Why can’t I stop thinking about someone who hurt me? It’s the question that keeps survivors up at night. You left. You blocked them. You know what they did was wrong. And yet, there’s a part of you that still aches for their approval, replays the good times, or wonders if it was all your fault. It’s maddening. The people around you don’t get it—they tell you to move on, as if detaching from trauma were as simple as flipping a switch.

But what if the real reason you can’t stop thinking about them isn’t just emotional—what if it’s biological?

Welcome to the reality of trauma bonds. These aren’t ordinary attachments. They’re forged under high-stress, high-stakes dynamics where pain and pleasure are tangled up in a cycle your nervous system becomes wired to expect. This is especially true in narcissistic abuse, where the push-pull dynamic—the highs of idealization and the lows of devaluation—acts like an unpredictable drug. Over time, your brain becomes chemically dependent on the very person who’s hurting you.

What does trauma bonding actually look like?

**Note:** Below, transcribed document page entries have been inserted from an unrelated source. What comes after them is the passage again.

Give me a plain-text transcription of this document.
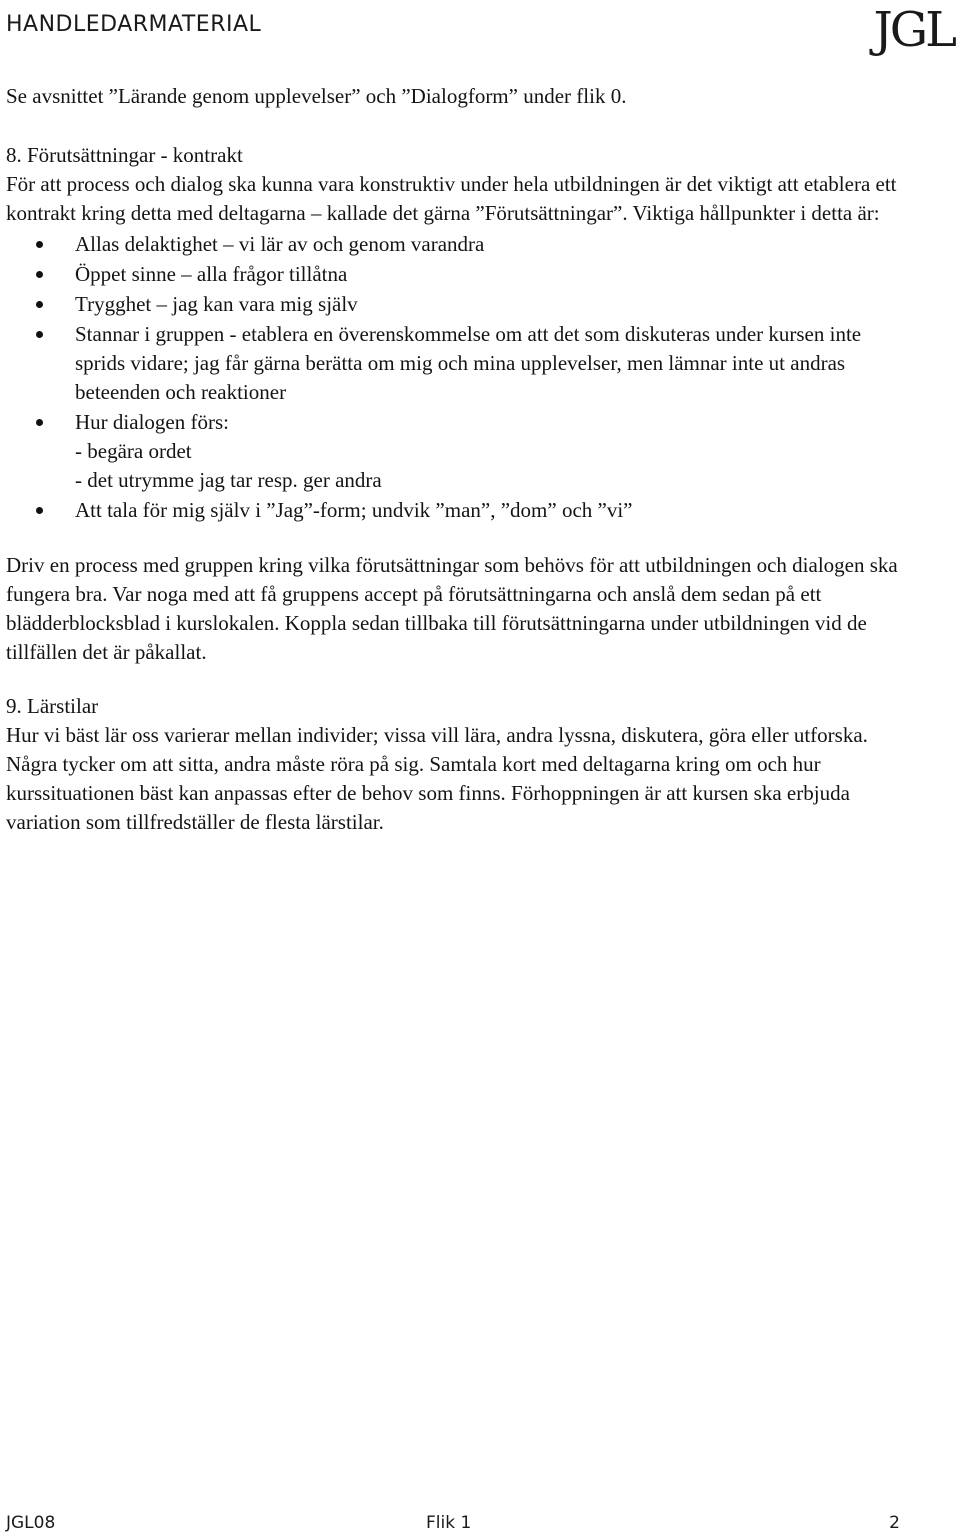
HANDLEDARMATERIAL	JGL

Se avsnittet ”Lärande genom upplevelser” och ”Dialogform” under flik 0.

8. Förutsättningar - kontrakt

För att process och dialog ska kunna vara konstruktiv under hela utbildningen är det viktigt att etablera ett kontrakt kring detta med deltagarna – kallade det gärna ”Förutsättningar”. Viktiga hållpunkter i detta är:

Allas delaktighet – vi lär av och genom varandra
Öppet sinne – alla frågor tillåtna
Trygghet – jag kan vara mig själv
Stannar i gruppen - etablera en överenskommelse om att det som diskuteras under kursen inte sprids vidare; jag får gärna berätta om mig och mina upplevelser, men lämnar inte ut andras beteenden och reaktioner
Hur dialogen förs:
- begära ordet
- det utrymme jag tar resp. ger andra
Att tala för mig själv i ”Jag”-form; undvik ”man”, ”dom” och ”vi”

Driv en process med gruppen kring vilka förutsättningar som behövs för att utbildningen och dialogen ska fungera bra. Var noga med att få gruppens accept på förutsättningarna och anslå dem sedan på ett blädderblocksblad i kurslokalen. Koppla sedan tillbaka till förutsättningarna under utbildningen vid de tillfällen det är påkallat.

9. Lärstilar

Hur vi bäst lär oss varierar mellan individer; vissa vill lära, andra lyssna, diskutera, göra eller utforska. Några tycker om att sitta, andra måste röra på sig. Samtala kort med deltagarna kring om och hur kurssituationen bäst kan anpassas efter de behov som finns. Förhoppningen är att kursen ska erbjuda variation som tillfredställer de flesta lärstilar.

JGL08	Flik 1	2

Would you consider yourself the survivor of, or participant in, a trauma bond? We can form these bonds between any kind of abuser. Our bosses, our partners, our parents, our grandparents, our siblings, and even our friends. These connections aren’t bound to any one type of relationship. Instead, trauma bonds are the often-overwhelming connections that form between a victim of abuse and the toxic person who manipulates or abuses them.